Jack Preger, the little-known physician from Manchester, England, sat at this clinic on the pavement on Middleton Row offering free medical treatment to the homeless and the hopeless from 1979-1993, when the authorities finally granted registration to his organization, Calcutta Rescue.
Calcutta Rescue runs health clinics, schools, handicraft and vocational training units for the very poor across the city, guided by a strong Board which includes Padma Sri Sister Cyril.
The film captures the life story of Dr Jack and how came to work for the poorest of poor in Kolkata and himself lived frugally in a small room in one of the buildings in the city's Sonagachi red light area where he ran a school to educate the children of sex workers.
“This film is not about what Dr Jack has done, but about overwhelming need. The film shows how much more needs to be done," said Dr Jack Preger after a screening of the new multi-award winning documentary film about his life.
The powerful film follows Dr Jack from his time as a hill farmer in Wales to working as a doctor with traumatised refugees in Bangladesh and then through his time in Kolkata where over the past 35 years the charity he founded, Calcutta Rescue, has provided free healthcare, education and other support to half a million of the city’s poorest people.
Addressing a select audience of 60 journalists and guests, Dr Jack said people in the city saw desperate poverty every day of their lives, but most did nothing about it.
He said it required a “change of conscience from the top to the bottom” of society for the needs of the very poor to be addressed properly.
But he paid tribute to the “tremendous progress made in Kolkata and West Bengal in terms of medical care.”
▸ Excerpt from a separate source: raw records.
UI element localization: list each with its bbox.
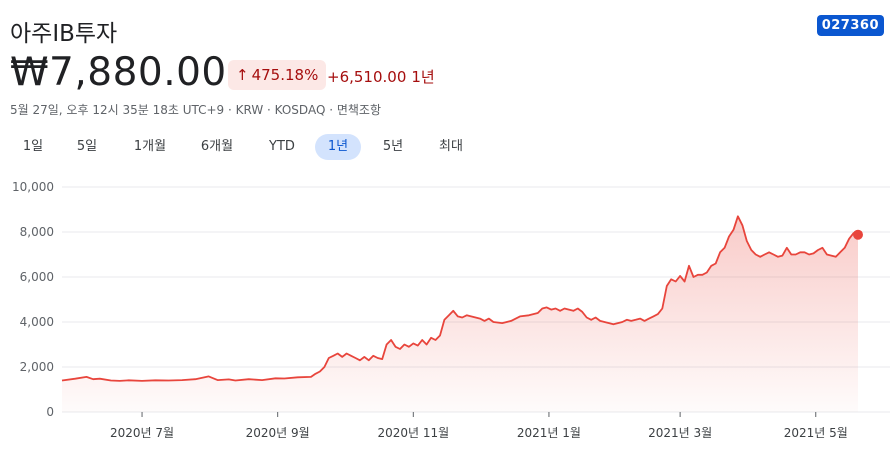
y-tick-label: 6,000	[20, 270, 54, 284]
x-tick-label: 2020년 7월	[110, 426, 174, 440]
change-absolute: +6,510.00 1년	[327, 66, 435, 87]
tab-1d[interactable]: 1일	[14, 134, 52, 160]
tab-max[interactable]: 최대	[429, 134, 473, 160]
tab-5y[interactable]: 5년	[374, 134, 412, 160]
x-tick-label: 2020년 11월	[377, 426, 449, 440]
change-percent-badge: ↑ 475.18%	[228, 60, 327, 90]
tab-ytd[interactable]: YTD	[261, 134, 303, 160]
change-period: 1년	[411, 68, 435, 86]
ticker-badge[interactable]: 027360	[816, 15, 884, 36]
current-price: ₩7,880.00	[10, 50, 227, 95]
x-tick-label: 2020년 9월	[246, 426, 310, 440]
current-price-marker	[853, 229, 863, 240]
x-tick-label: 2021년 5월	[784, 426, 848, 440]
x-tick-label: 2021년 3월	[648, 426, 712, 440]
x-axis: 2020년 7월 2020년 9월 2020년 11월 2021년 1월 2021년 3…	[110, 412, 848, 440]
y-tick-label: 10,000	[12, 180, 54, 194]
tab-1y[interactable]: 1년	[315, 134, 361, 160]
y-tick-label: 0	[46, 405, 54, 419]
tab-5d[interactable]: 5일	[68, 134, 106, 160]
price-area	[62, 216, 858, 412]
change-percent: 475.18%	[251, 66, 319, 84]
stock-name: 아주IB투자	[10, 21, 118, 47]
y-tick-label: 2,000	[20, 360, 54, 374]
change-amount: +6,510.00	[327, 68, 407, 86]
price-chart[interactable]: 02,0004,0006,0008,00010,000 2020년 7월 2020…	[0, 170, 896, 453]
tab-1m[interactable]: 1개월	[126, 134, 174, 160]
tab-6m[interactable]: 6개월	[193, 134, 241, 160]
x-tick-label: 2021년 1월	[517, 426, 581, 440]
y-tick-label: 8,000	[20, 225, 54, 239]
y-tick-label: 4,000	[20, 315, 54, 329]
quote-meta: 5월 27일, 오후 12시 35분 18초 UTC+9 · KRW · KOS…	[10, 103, 381, 117]
arrow-up-icon: ↑	[236, 66, 249, 84]
y-axis: 0 2,000 4,000 6,000 8,000 10,000	[12, 180, 54, 419]
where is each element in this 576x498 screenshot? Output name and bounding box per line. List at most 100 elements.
Dr Jack, who is still working at the charity at the age of 87, said treatment of diseases like TB and leprosy had been revolutionised here in recent years, but warned that a huge effort was now needed to prevent drug resistant strains from spreading through the population.
The film’s maker, Swiss photo-journalist Benoit Lange, who has supported Dr Jack’s work for three decades, described Calcutta Rescue as “a great Indian project.”
“What Dr Jack has done is something very great, everybody living in Kolkata can see the result.
“He gave this project to Indians to manage and to run and it is getting bigger and bigger.”
He urged people in the city to throw their support behind the charity which has until now had to rely on financial support from a dwindling number of people in Western countries.
Calcutta Rescue’s new chief executive, Jaydeep Chakraborty, said the work the charity did with slum dwellers was very challenging and described its 150 staff as: “tough people working on the ground with passion, heart and soul.”
He echoed Lange’s words, saying that now was the time for local people to really get behind the charity, pointing out that Indians were donating twice as much to charities today as they were five years ago.
Looking forward to a time when Dr Jack will no longer be involved, he said: “How do we adapt? How do we preserve that special DNA that Calcutta Rescue clearly has?”
Calcutta Rescue provides healthcare, education and employment opportunities for tens of thousands of the poorest people across Kolkata.
Last month it launched a second street medicine ambulance, funded by the State Bank of India, so it can reach out to even more people living in bustees across the city.